Is the media setting the stage for a partisan budget?  

Republicans believe all Maine people, through their representatives, should have a say in how their tax money is collected and used in the funding of our state government

Maine has a long-standing tradition of all political parties working together to craft a state budget, that is what most people want. It is something legislative Republicans want.

This is Representative Sawin Millett of Waterford with the Weekly Republican Radio Address.

During her re-election campaign, Governor Mills expressed her desire for Democrats and Republicans to work together to address Maine’s problems through bipartisan budgets.  Those bipartisan budgets require support from two-thirds of the legislature.

That is why it is disappointing to see a recent headline in the Bangor Daily News that runs counter to my goals and experience as House Lead Republican budget negotiator.

The front page headline read:

“Janet Mills criticizes GOP as budget deadline approaches.”

The article does not quote the Governor directly, instead offering up this quote:

“‘If Republicans want to renege on the commitments they previously supported, then the Governor believes they have an obligation to the people of Maine to clearly state what programs and services they want to cut from the proposed budget,’ Scott Ogden, a Mills spokesperson, said.”

Following the beginning of the Covid-19 pandemic, the past three fiscal years have resulted in unprecedented growth in General Fund revenues – caused in part – by the infusion of federal stimulus monies and the recent spike in inflation which has driven up the price of goods and services, including wage and salary increases and by unemployed workers returning to employment. In response to this surge in “one-time” tax revenues, the 130th Legislature returned $1.5 billion in over-collected taxes to Maine citizens in the form of inflation and winter energy relief payments.

The December 2022 Revenue Forecast projected a growth in General Fund revenues for the upcoming biennium to $10.5 billion, an increase of $1.9 billion from the current biennial budget. This level of projected revenue means that Maine does not have to cut any existing programs. In fact, it leaves the state in a position to return money to taxpayers via permanent tax reductions, while remaining under the statutory budget cap limit.

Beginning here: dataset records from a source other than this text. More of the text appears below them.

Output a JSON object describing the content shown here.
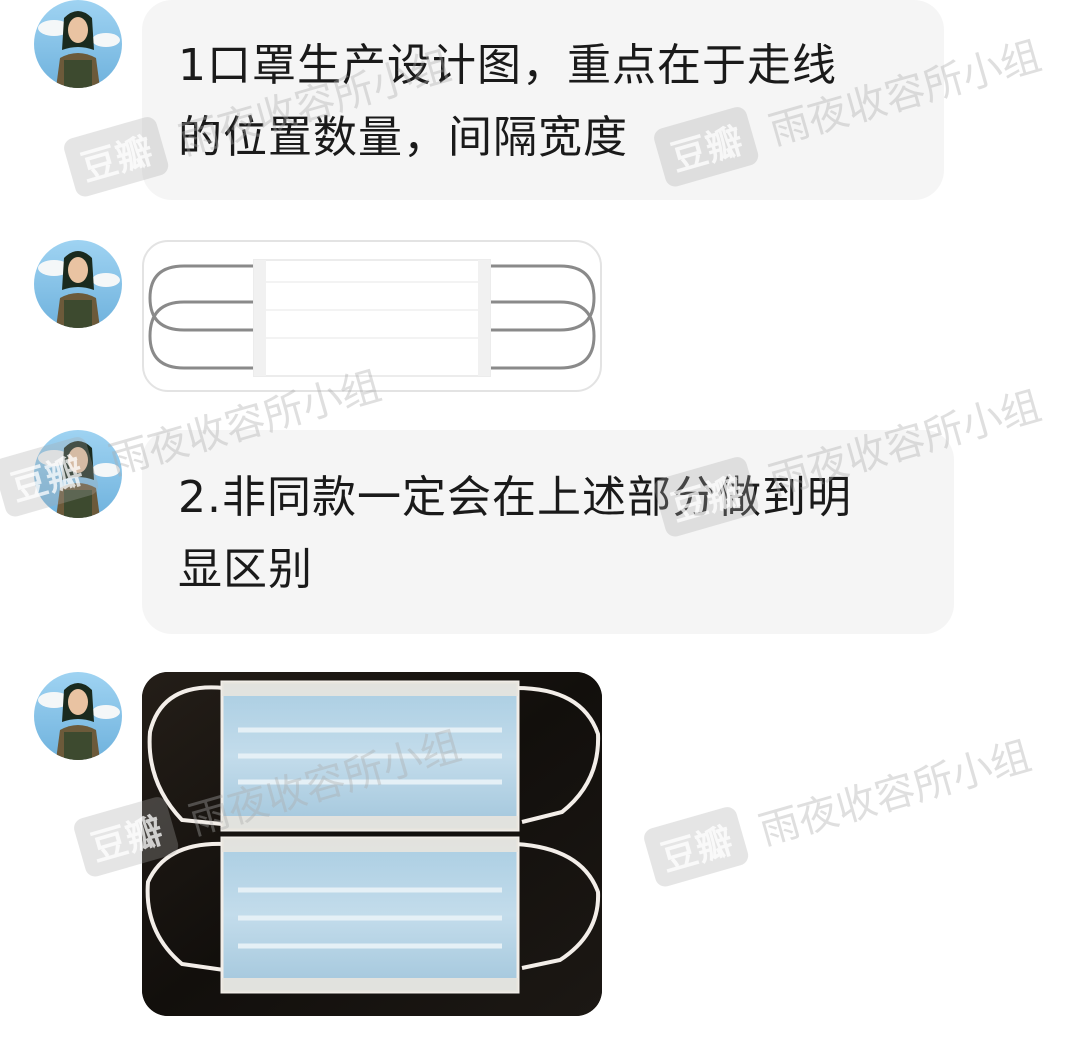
{
  "messages": [
    {
      "type": "text",
      "lines": [
        "1口罩生产设计图，重点在于走线",
        "的位置数量，间隔宽度"
      ]
    },
    {
      "type": "image",
      "image": "mask-design-diagram"
    },
    {
      "type": "text",
      "lines": [
        "2.非同款一定会在上述部分做到明",
        "显区别"
      ]
    },
    {
      "type": "image",
      "image": "mask-photo"
    }
  ],
  "watermark": {
    "logo": "豆瓣",
    "text": "雨夜收容所小组"
  },
  "colors": {
    "bubble": "#f5f5f5",
    "text": "#1a1a1a",
    "mask_blue": "#b9d6e6",
    "photo_bg": "#161310"
  }
}
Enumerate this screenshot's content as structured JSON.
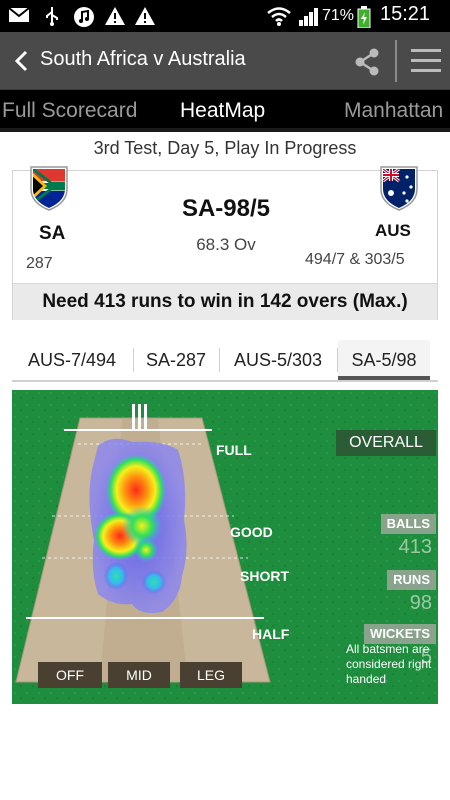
{
  "status_bar": {
    "battery": "71%",
    "time": "15:21"
  },
  "app_bar": {
    "title": "South Africa v Australia"
  },
  "tabs": [
    {
      "label": "Full Scorecard",
      "active": false
    },
    {
      "label": "HeatMap",
      "active": true
    },
    {
      "label": "Manhattan",
      "active": false
    }
  ],
  "match": {
    "status": "3rd Test, Day 5, Play In Progress",
    "batting_score": "SA-98/5",
    "overs": "68.3 Ov",
    "need": "Need 413 runs to win in 142 overs (Max.)",
    "home": {
      "code": "SA",
      "score": "287"
    },
    "away": {
      "code": "AUS",
      "score": "494/7 & 303/5"
    }
  },
  "innings_tabs": [
    {
      "label": "AUS-7/494",
      "active": false
    },
    {
      "label": "SA-287",
      "active": false
    },
    {
      "label": "AUS-5/303",
      "active": false
    },
    {
      "label": "SA-5/98",
      "active": true
    }
  ],
  "heatmap": {
    "zones": [
      "FULL",
      "GOOD",
      "SHORT",
      "HALF"
    ],
    "directions": [
      "OFF",
      "MID",
      "LEG"
    ],
    "overall": {
      "title": "OVERALL",
      "stats": [
        {
          "label": "BALLS",
          "value": "413"
        },
        {
          "label": "RUNS",
          "value": "98"
        },
        {
          "label": "WICKETS",
          "value": "5"
        }
      ]
    },
    "note": "All batsmen are considered right handed"
  },
  "colors": {
    "action_bar": "#4a4a4a",
    "field_green": "#1e8a3c",
    "pitch": "#c8b79a"
  }
}
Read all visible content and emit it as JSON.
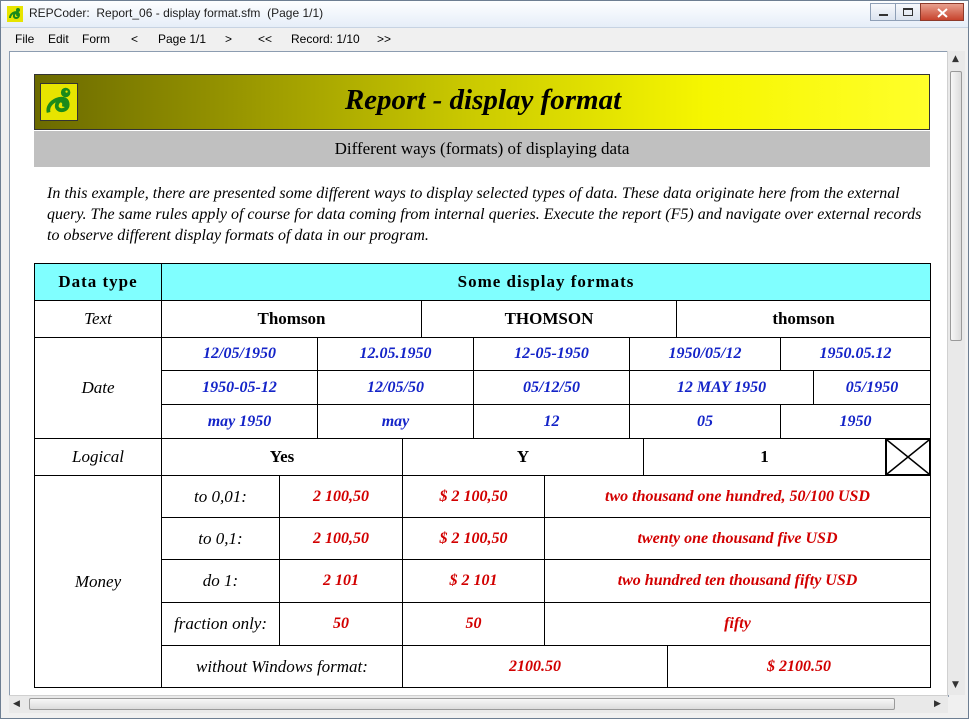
{
  "window": {
    "title": "REPCoder:  Report_06 - display format.sfm  (Page 1/1)"
  },
  "menu": {
    "file": "File",
    "edit": "Edit",
    "form": "Form",
    "prev": "<",
    "page": "Page 1/1",
    "next": ">",
    "first": "<<",
    "record": "Record: 1/10",
    "last": ">>"
  },
  "report": {
    "title": "Report - display format",
    "subtitle": "Different ways (formats) of displaying data",
    "description": "In this example, there are presented some different ways to display selected types of data. These data originate here from the external query. The same rules apply of course for data coming from internal queries. Execute the report (F5) and navigate over external records to observe different display formats of data in our program."
  },
  "table": {
    "header_type": "Data type",
    "header_formats": "Some display formats",
    "text": {
      "label": "Text",
      "values": [
        "Thomson",
        "THOMSON",
        "thomson"
      ]
    },
    "date": {
      "label": "Date",
      "row1": [
        "12/05/1950",
        "12.05.1950",
        "12-05-1950",
        "1950/05/12",
        "1950.05.12"
      ],
      "row2": [
        "1950-05-12",
        "12/05/50",
        "05/12/50",
        "12 MAY 1950",
        "05/1950"
      ],
      "row3": [
        "may 1950",
        "may",
        "12",
        "05",
        "1950"
      ]
    },
    "logical": {
      "label": "Logical",
      "values": [
        "Yes",
        "Y",
        "1"
      ],
      "checkbox_checked": true
    },
    "money": {
      "label": "Money",
      "rows": [
        {
          "label": "to 0,01:",
          "v1": "2 100,50",
          "v2": "$ 2 100,50",
          "words": "two thousand one hundred, 50/100 USD"
        },
        {
          "label": "to 0,1:",
          "v1": "2 100,50",
          "v2": "$ 2 100,50",
          "words": "twenty one thousand five USD"
        },
        {
          "label": "do 1:",
          "v1": "2 101",
          "v2": "$ 2 101",
          "words": "two hundred ten thousand fifty USD"
        },
        {
          "label": "fraction only:",
          "v1": "50",
          "v2": "50",
          "words": "fifty"
        }
      ],
      "nowin": {
        "label": "without Windows format:",
        "v1": "2100.50",
        "v2": "$ 2100.50"
      }
    }
  },
  "colors": {
    "header_bg": "#80ffff",
    "date_blue": "#1424c8",
    "money_red": "#d20000",
    "subtitle_bg": "#c0c0c0"
  }
}
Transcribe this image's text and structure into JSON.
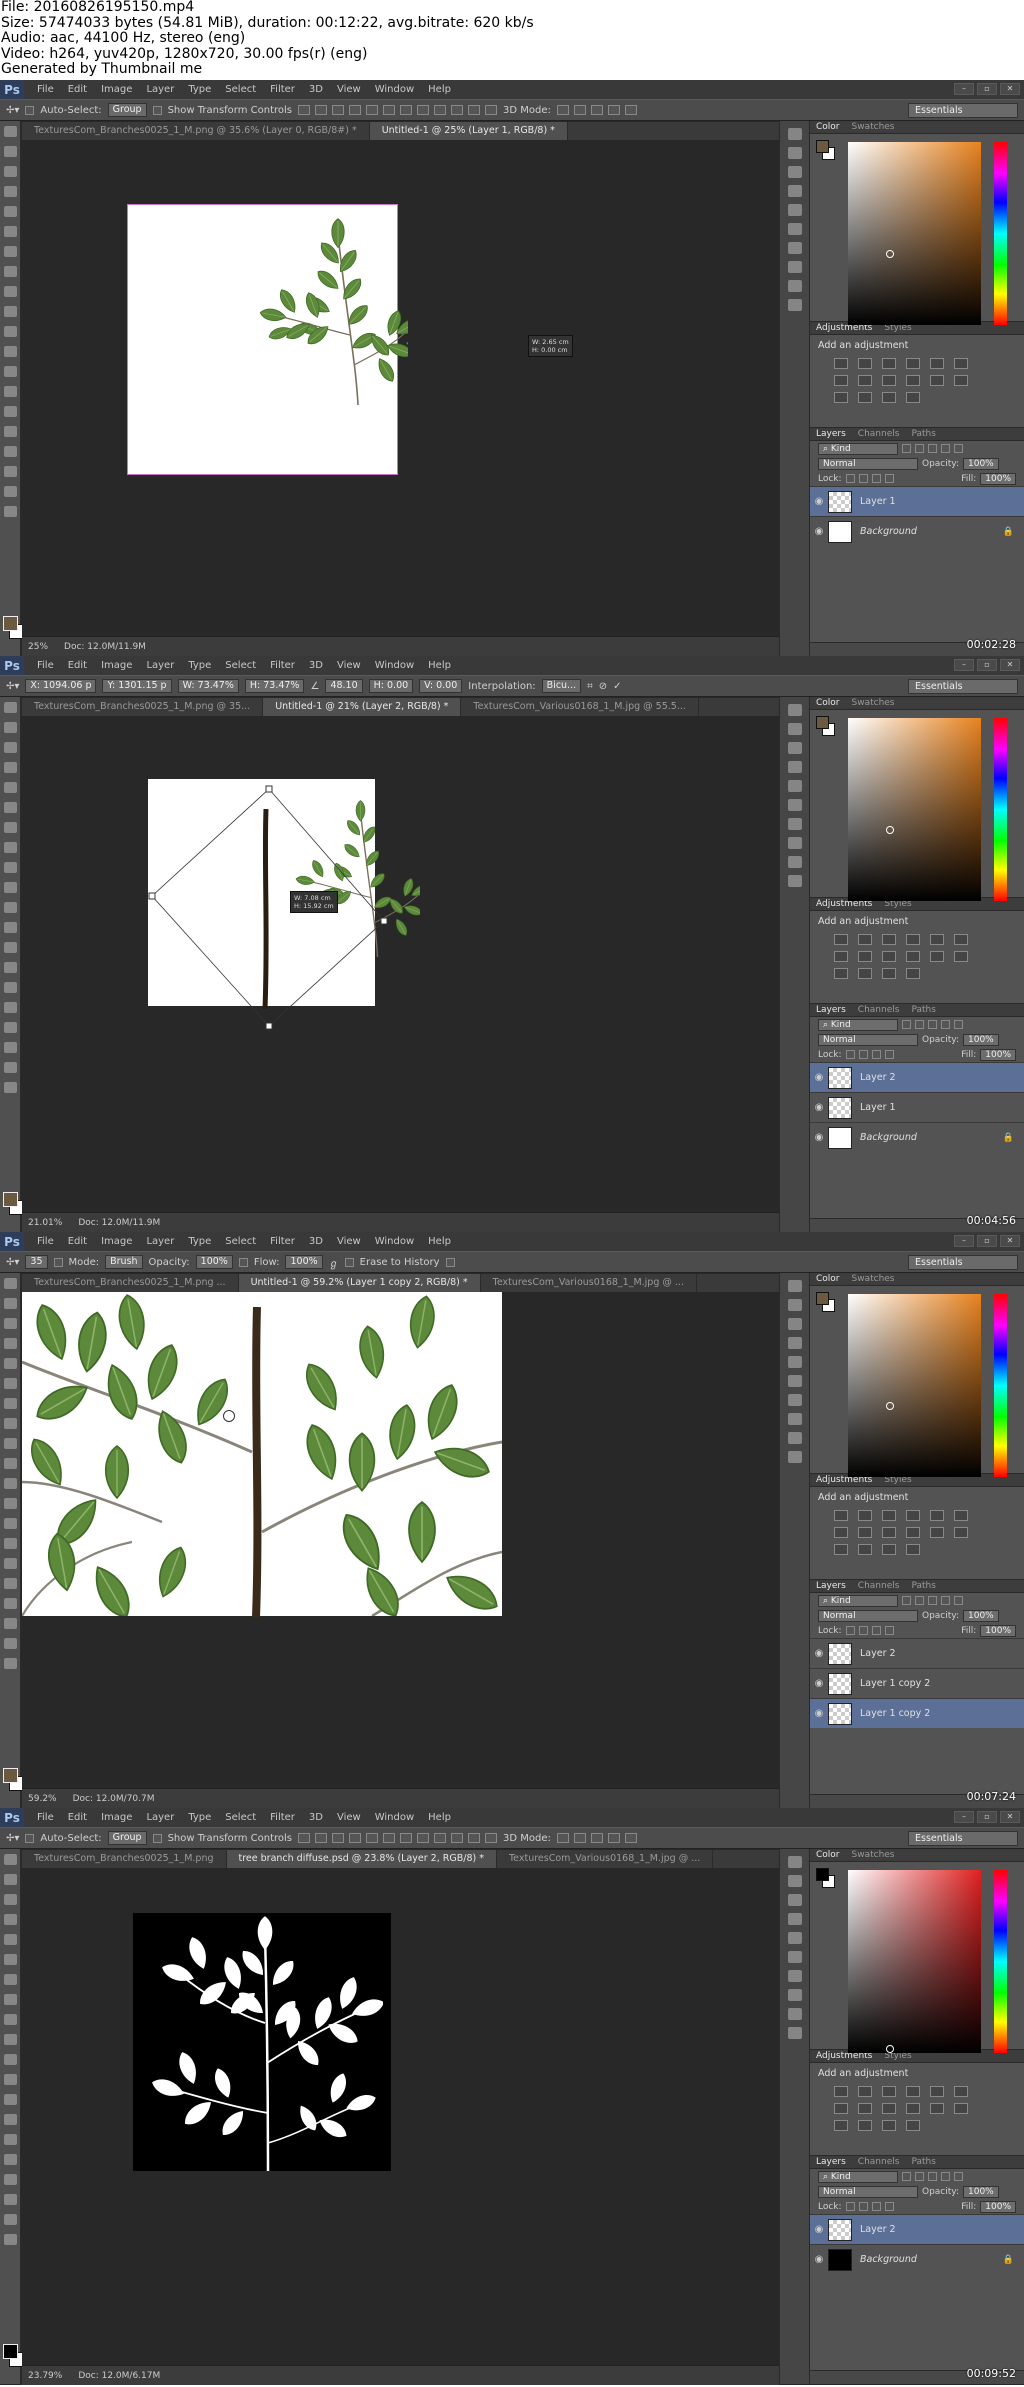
{
  "header": {
    "lines": [
      "File: 20160826195150.mp4",
      "Size: 57474033 bytes (54.81 MiB), duration: 00:12:22, avg.bitrate: 620 kb/s",
      "Audio: aac, 44100 Hz, stereo (eng)",
      "Video: h264, yuv420p, 1280x720, 30.00 fps(r) (eng)",
      "Generated by Thumbnail me"
    ]
  },
  "menu": [
    "File",
    "Edit",
    "Image",
    "Layer",
    "Type",
    "Select",
    "Filter",
    "3D",
    "View",
    "Window",
    "Help"
  ],
  "ps_logo": "Ps",
  "workspace": "Essentials",
  "panels": {
    "color_tab": "Color",
    "swatches_tab": "Swatches",
    "adjustments_tab": "Adjustments",
    "styles_tab": "Styles",
    "add_adjustment": "Add an adjustment",
    "layers_tab": "Layers",
    "channels_tab": "Channels",
    "paths_tab": "Paths",
    "kind": "Kind",
    "blend": "Normal",
    "opacity_label": "Opacity:",
    "opacity": "100%",
    "lock_label": "Lock:",
    "fill_label": "Fill:",
    "fill": "100%"
  },
  "frames": [
    {
      "options": {
        "auto_select": "Auto-Select:",
        "group": "Group",
        "transform": "Show Transform Controls",
        "mode3d": "3D Mode:"
      },
      "tabs": [
        "TexturesCom_Branches0025_1_M.png @ 35.6% (Layer 0, RGB/8#) *",
        "Untitled-1 @ 25% (Layer 1, RGB/8) *"
      ],
      "active_tab": 1,
      "zoom": "25%",
      "doc": "Doc: 12.0M/11.9M",
      "timestamp": "00:02:28",
      "tooltip": [
        "W: 2.65 cm",
        "H: 0.00 cm"
      ],
      "layers": [
        {
          "name": "Layer 1",
          "selected": true,
          "background": false
        },
        {
          "name": "Background",
          "selected": false,
          "background": true
        }
      ],
      "fg": "#6b5a40"
    },
    {
      "options": {
        "x": "X: 1094.06 p",
        "y": "Y: 1301.15 p",
        "w": "W: 73.47%",
        "h": "H: 73.47%",
        "angle": "48.10",
        "hskew": "H: 0.00",
        "vskew": "V: 0.00",
        "interp_label": "Interpolation:",
        "interp": "Bicu..."
      },
      "tabs": [
        "TexturesCom_Branches0025_1_M.png @ 35...",
        "Untitled-1 @ 21% (Layer 2, RGB/8) *",
        "TexturesCom_Various0168_1_M.jpg @ 55.5..."
      ],
      "active_tab": 1,
      "zoom": "21.01%",
      "doc": "Doc: 12.0M/11.9M",
      "timestamp": "00:04:56",
      "tooltip": [
        "W: 7.08 cm",
        "H: 15.92 cm"
      ],
      "layers": [
        {
          "name": "Layer 2",
          "selected": true,
          "background": false
        },
        {
          "name": "Layer 1",
          "selected": false,
          "background": false
        },
        {
          "name": "Background",
          "selected": false,
          "background": true
        }
      ],
      "fg": "#6b5a40"
    },
    {
      "options": {
        "mode_label": "Mode:",
        "mode": "Brush",
        "opacity_label": "Opacity:",
        "opacity": "100%",
        "flow_label": "Flow:",
        "flow": "100%",
        "erase": "Erase to History",
        "size": "35"
      },
      "tabs": [
        "TexturesCom_Branches0025_1_M.png ...",
        "Untitled-1 @ 59.2% (Layer 1 copy 2, RGB/8) *",
        "TexturesCom_Various0168_1_M.jpg @ ..."
      ],
      "active_tab": 1,
      "zoom": "59.2%",
      "doc": "Doc: 12.0M/70.7M",
      "timestamp": "00:07:24",
      "layers": [
        {
          "name": "Layer 2",
          "selected": false,
          "background": false
        },
        {
          "name": "Layer 1 copy 2",
          "selected": false,
          "background": false
        },
        {
          "name": "Layer 1 copy 2",
          "selected": true,
          "background": false
        }
      ],
      "fg": "#6b5a40"
    },
    {
      "options": {
        "auto_select": "Auto-Select:",
        "group": "Group",
        "transform": "Show Transform Controls",
        "mode3d": "3D Mode:"
      },
      "tabs": [
        "TexturesCom_Branches0025_1_M.png",
        "tree branch diffuse.psd @ 23.8% (Layer 2, RGB/8) *",
        "TexturesCom_Various0168_1_M.jpg @ ..."
      ],
      "active_tab": 1,
      "zoom": "23.79%",
      "doc": "Doc: 12.0M/6.17M",
      "timestamp": "00:09:52",
      "layers": [
        {
          "name": "Layer 2",
          "selected": true,
          "background": false
        },
        {
          "name": "Background",
          "selected": false,
          "background": true
        }
      ],
      "fg": "#000000"
    }
  ]
}
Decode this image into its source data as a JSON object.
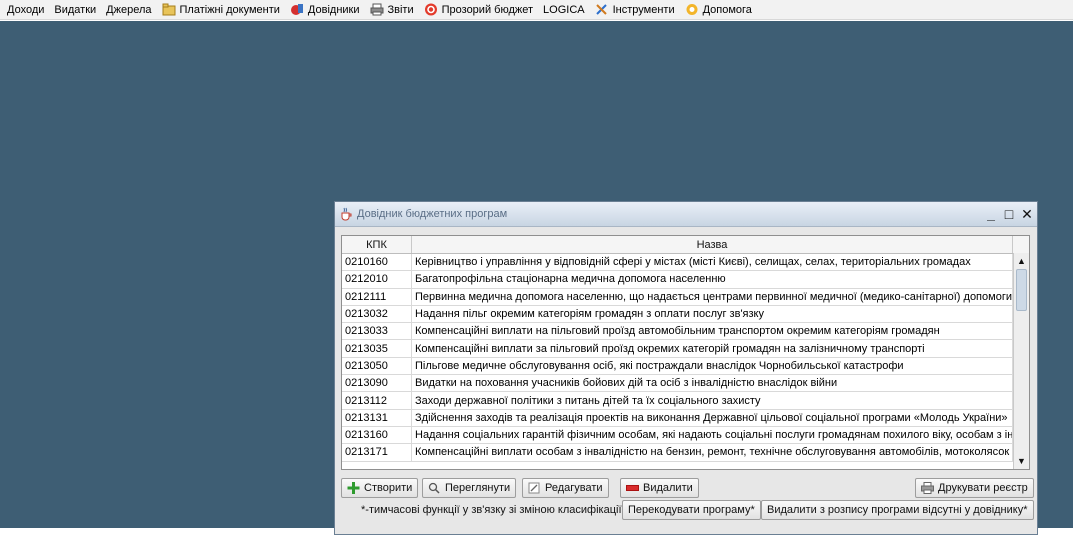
{
  "menubar": {
    "items": [
      {
        "label": "Доходи",
        "icon": ""
      },
      {
        "label": "Видатки",
        "icon": ""
      },
      {
        "label": "Джерела",
        "icon": ""
      },
      {
        "label": "Платіжні документи",
        "icon": "folder-icon"
      },
      {
        "label": "Довідники",
        "icon": "book-icon"
      },
      {
        "label": "Звіти",
        "icon": "printer-icon"
      },
      {
        "label": "Прозорий бюджет",
        "icon": "prozorro-icon"
      },
      {
        "label": "LOGICA",
        "icon": ""
      },
      {
        "label": "Інструменти",
        "icon": "tools-icon"
      },
      {
        "label": "Допомога",
        "icon": "help-icon"
      }
    ]
  },
  "window": {
    "title": "Довідник бюджетних програм",
    "icon": "coffee-app-icon",
    "controls": {
      "minimize": "_",
      "maximize": "□",
      "close": "✕"
    }
  },
  "table": {
    "columns": [
      "КПК",
      "Назва"
    ],
    "rows": [
      [
        "0210160",
        "Керівництво і управління у відповідній сфері у містах (місті Києві), селищах, селах, територіальних громадах"
      ],
      [
        "0212010",
        "Багатопрофільна стаціонарна медична допомога населенню"
      ],
      [
        "0212111",
        "Первинна медична допомога населенню, що надається центрами первинної медичної (медико-санітарної) допомоги"
      ],
      [
        "0213032",
        "Надання пільг окремим категоріям громадян з оплати послуг зв'язку"
      ],
      [
        "0213033",
        "Компенсаційні виплати на пільговий проїзд автомобільним транспортом окремим категоріям громадян"
      ],
      [
        "0213035",
        "Компенсаційні виплати за пільговий проїзд окремих категорій громадян на залізничному транспорті"
      ],
      [
        "0213050",
        "Пільгове медичне обслуговування осіб, які постраждали внаслідок Чорнобильської катастрофи"
      ],
      [
        "0213090",
        "Видатки на поховання учасників бойових дій та осіб з інвалідністю внаслідок війни"
      ],
      [
        "0213112",
        "Заходи державної політики з питань дітей та їх соціального захисту"
      ],
      [
        "0213131",
        "Здійснення заходів та реалізація проектів на виконання Державної цільової соціальної програми «Молодь України»"
      ],
      [
        "0213160",
        "Надання соціальних гарантій фізичним особам, які надають соціальні послуги громадянам похилого віку, особам з ін..."
      ],
      [
        "0213171",
        "Компенсаційні виплати особам з інвалідністю на бензин, ремонт, технічне обслуговування автомобілів, мотоколясок і..."
      ]
    ]
  },
  "buttons": {
    "create": "Створити",
    "view": "Переглянути",
    "edit": "Редагувати",
    "delete": "Видалити",
    "print": "Друкувати реєстр",
    "recode": "Перекодувати програму*",
    "remove_missing": "Видалити з розпису програми відсутні у довіднику*"
  },
  "note": "*-тимчасові функції у зв'язку зі зміною класифікації",
  "colors": {
    "desktop": "#3e5e74",
    "accent_red": "#d92b2b",
    "accent_green": "#2e9b2e"
  }
}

The state is now in a position where it can honor existing commitments AND return money to taxpayers trying desperately to keep pace with rising price increases.

Funds are there for honoring existing commitments, including:

  • 55% funding for K-12 education
  • School breakfast and lunch
  • Medicaid obligations
  • Childcare
  • Behavioral health and substance abuse
  • Retirement commitments

My Appropriations Committee colleague Sen. Rick Bennett of Oxford added:

“‘I find it really unhelpful and perhaps hostile to the governor’s expressed desire for a cooperative, bipartisan budget for her to characterize positions Republicans haven’t taken as of yet as we do our job to properly scrutinize the increases that she’s proposed,’ he said.”

Appropriations Committee members are currently reviewing report-backs from  Policy Committees to assess new spending requests, including whether or not add new positions in light of the large number of positions that are currently unfilled.

I am hopeful that the Bangor Daily news piece is not a sign that we will depart from a process that ultimately includes input and ideas from every corner of Maine.

To deny input from areas represented by Republicans and Democrats alike result in majority Democrats passing a budget before March 30, then pretending that the Legislature’s work is done by adjourning the Legislature months before the beginning of the upcoming biennium.   

I remain hopeful they will not do that.

From my perspective, the budget process has been going smoothly, with no sign from Democrats on the Appropriations Committee or House Speaker Talbot Ross that they plan to take the drastic steps required to circumvent the traditional budget process and pass a majority budget. This spirit of respectful cooperation runs counter the poisonous atmosphere in Washington.

Like most of my Republican colleagues, I am here to seek solutions and solve problems.

We highlight differences, and vote accordingly, when necessary. Always with what we believe are the wishes of our constituents and for a better Maine.

This has been Representative Sawin Millett with the Weekly Republican Radio Address.